Real-life example: A couple in Santa Monica used to hike Temescal Canyon together every Sunday. Now they spend weekends in separate rooms with separate screens. Neither has suggested stopping. Neither has suggested starting again.
How couples therapy helps: Beyond the emotional work, therapists help couples deliberately rebuild shared rituals and experiences — the small, consistent moments that renew connection over time.
11. Parenting Disagreements Are Affecting Your Relationship
Parenting is one of the most common sources of deep relational conflict — and one of the most underaddressed. Different backgrounds, different values, and different stress responses collide daily around children. When parenting disagreements become frequent, heated, or begin happening in front of the kids, the whole family system is affected.
Real-life example: A couple in Santa Monica disagrees fundamentally about screen time, discipline, and schooling decisions. Every conversation about their children becomes a referendum on whose values are “right.” Their kids are beginning to notice the tension.

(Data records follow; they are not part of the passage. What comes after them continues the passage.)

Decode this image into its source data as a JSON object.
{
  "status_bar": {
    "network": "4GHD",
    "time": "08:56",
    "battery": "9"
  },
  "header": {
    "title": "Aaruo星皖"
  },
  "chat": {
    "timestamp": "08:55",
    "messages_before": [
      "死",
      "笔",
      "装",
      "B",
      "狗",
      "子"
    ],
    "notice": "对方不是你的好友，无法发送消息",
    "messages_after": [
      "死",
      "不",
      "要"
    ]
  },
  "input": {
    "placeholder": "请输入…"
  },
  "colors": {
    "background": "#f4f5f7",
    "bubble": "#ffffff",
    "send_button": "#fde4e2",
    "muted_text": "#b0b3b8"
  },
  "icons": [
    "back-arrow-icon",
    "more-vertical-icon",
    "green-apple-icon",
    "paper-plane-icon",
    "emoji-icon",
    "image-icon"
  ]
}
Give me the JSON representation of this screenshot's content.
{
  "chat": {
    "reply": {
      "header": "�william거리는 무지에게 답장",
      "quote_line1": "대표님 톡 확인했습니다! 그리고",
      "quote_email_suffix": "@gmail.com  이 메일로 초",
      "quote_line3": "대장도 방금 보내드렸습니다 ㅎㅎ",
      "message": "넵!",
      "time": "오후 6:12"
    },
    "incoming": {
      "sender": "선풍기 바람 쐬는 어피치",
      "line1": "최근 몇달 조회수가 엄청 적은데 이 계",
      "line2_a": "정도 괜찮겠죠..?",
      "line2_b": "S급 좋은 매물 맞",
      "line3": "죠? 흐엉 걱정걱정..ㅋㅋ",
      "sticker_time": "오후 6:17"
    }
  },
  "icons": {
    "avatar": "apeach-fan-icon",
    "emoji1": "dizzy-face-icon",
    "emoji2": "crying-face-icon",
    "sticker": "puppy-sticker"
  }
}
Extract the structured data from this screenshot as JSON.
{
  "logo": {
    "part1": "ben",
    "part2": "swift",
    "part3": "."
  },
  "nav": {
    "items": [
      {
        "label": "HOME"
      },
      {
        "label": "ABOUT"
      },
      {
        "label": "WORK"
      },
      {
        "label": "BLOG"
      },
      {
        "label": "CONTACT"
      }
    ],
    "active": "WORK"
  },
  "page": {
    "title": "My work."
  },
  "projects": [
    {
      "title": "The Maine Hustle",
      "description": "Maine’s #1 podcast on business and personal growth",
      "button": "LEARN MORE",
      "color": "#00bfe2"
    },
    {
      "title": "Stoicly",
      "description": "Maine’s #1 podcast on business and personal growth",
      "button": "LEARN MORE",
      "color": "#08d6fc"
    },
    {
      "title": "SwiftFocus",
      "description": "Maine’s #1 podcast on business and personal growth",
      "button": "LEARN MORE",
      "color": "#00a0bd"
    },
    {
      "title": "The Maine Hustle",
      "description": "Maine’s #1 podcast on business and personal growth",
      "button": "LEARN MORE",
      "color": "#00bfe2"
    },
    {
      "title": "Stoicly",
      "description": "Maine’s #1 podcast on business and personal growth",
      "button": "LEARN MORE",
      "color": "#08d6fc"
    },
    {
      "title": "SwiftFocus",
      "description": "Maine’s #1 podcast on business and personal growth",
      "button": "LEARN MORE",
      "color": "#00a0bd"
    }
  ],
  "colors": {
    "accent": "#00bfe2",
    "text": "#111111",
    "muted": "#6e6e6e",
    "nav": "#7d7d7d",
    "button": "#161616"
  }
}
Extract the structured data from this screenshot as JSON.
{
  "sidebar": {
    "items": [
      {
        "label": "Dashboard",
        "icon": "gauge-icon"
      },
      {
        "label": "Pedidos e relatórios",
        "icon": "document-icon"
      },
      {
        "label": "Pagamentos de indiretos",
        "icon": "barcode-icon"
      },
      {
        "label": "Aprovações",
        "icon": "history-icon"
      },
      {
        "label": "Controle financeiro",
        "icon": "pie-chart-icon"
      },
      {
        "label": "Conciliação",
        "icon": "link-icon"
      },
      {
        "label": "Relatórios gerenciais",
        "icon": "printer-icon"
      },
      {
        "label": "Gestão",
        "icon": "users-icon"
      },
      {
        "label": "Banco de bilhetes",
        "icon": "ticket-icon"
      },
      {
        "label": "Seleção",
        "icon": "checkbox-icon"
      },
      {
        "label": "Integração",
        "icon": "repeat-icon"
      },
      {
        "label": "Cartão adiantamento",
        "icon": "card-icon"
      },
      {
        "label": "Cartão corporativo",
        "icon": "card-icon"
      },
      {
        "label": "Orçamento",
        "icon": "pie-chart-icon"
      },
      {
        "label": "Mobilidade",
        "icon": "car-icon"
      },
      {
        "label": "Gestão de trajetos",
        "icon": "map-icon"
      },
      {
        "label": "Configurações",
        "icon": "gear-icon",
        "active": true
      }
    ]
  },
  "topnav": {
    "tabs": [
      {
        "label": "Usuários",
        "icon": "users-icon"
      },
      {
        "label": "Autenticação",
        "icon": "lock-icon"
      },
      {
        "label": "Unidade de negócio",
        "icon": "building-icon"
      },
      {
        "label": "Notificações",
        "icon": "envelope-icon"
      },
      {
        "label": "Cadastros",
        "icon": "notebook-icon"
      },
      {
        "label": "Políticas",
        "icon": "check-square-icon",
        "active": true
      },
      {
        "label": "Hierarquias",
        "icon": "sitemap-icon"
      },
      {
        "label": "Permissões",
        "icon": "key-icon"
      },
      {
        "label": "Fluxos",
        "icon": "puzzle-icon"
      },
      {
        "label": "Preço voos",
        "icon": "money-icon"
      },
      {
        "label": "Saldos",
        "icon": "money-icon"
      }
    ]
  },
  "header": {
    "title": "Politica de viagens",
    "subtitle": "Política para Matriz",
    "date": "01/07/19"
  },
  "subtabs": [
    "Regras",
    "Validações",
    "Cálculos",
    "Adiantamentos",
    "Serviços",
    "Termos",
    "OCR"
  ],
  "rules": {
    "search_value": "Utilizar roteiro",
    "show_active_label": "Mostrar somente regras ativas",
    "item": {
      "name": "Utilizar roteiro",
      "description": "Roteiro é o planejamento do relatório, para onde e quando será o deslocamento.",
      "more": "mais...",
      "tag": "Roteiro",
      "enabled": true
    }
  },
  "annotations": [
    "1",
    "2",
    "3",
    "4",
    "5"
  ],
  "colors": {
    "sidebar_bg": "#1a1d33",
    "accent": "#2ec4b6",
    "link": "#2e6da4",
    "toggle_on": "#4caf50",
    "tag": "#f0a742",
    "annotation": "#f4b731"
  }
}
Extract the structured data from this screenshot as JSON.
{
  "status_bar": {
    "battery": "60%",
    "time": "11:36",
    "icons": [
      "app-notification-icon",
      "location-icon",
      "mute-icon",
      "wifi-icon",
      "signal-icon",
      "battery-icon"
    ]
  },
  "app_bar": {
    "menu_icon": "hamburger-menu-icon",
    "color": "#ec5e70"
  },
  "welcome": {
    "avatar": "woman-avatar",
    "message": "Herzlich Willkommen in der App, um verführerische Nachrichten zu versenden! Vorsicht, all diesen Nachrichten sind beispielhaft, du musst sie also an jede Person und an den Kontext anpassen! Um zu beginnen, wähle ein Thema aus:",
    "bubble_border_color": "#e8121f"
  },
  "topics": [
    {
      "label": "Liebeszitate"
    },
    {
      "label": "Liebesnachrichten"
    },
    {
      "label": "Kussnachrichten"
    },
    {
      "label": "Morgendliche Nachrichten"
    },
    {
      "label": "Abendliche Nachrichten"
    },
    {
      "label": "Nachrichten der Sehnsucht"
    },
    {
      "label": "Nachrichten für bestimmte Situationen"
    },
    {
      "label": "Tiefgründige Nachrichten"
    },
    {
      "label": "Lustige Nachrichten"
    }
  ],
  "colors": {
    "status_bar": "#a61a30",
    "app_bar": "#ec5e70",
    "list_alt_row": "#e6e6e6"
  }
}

How couples therapy helps: A therapist helps partners align on a shared parenting philosophy, navigate disagreements constructively, and protect their children from becoming caught in adult conflict.
12. External Stressors Are Overwhelming the Relationship
Santa Monica life comes with particular pressures: entertainment industry volatility, startup founder stress, the anxiety of sky-high rent, social comparison, and the relentless pace of LA culture. External stress doesn’t stay external — it bleeds into the relationship, amplifies minor irritants, and depletes the emotional resources partners need to be good to each other.
Real-life example: A couple where both partners work in the entertainment industry find that their relationship has essentially become a stress transfer station. They come home depleted and take it out on each other. There’s no soft landing in their shared space.
How couples therapy helps: Couples therapy creates a dedicated space to process external stressors together — building the partnership into a source of support rather than additional pressure. This is a key focus of couples counseling in Santa Monica given the city’s specific lifestyle demands.
13. You or Your Partner Has Mental Health Challenges
Depression, anxiety, ADHD, trauma history, or other mental health conditions don’t stay neatly contained within one person. They affect the relationship’s communication, intimacy, conflict patterns, and emotional load distribution. When one partner is struggling, both partners are navigating the impact.
Real-life example: A man in Santa Monica lives with untreated anxiety that makes him avoidant and emotionally unavailable during stress periods. His partner feels abandoned and chronically unsupported. He feels attacked for something he can’t entirely control. Both are right.
How couples therapy helps: A skilled therapist helps the couple understand how mental health conditions affect relational dynamics and develop strategies that support both the individual and the partnership — without either person becoming the other’s therapist.
14. You Handle Conflict by Avoiding It Entirely
Conflict avoidance might seem like keeping the peace. In reality, unaddressed conflict accumulates silently — building resentment, calcifying unmet needs, and creating a relationship where honesty isn’t safe. If your relationship’s apparent calm is built on a foundation of things never said, that foundation is fragile.
Real-life example: A couple in Santa Monica prides themselves on “never fighting.” What they don’t acknowledge is that one partner consistently capitulates to avoid tension, and the growing resentment is starting to show up as emotional withdrawal.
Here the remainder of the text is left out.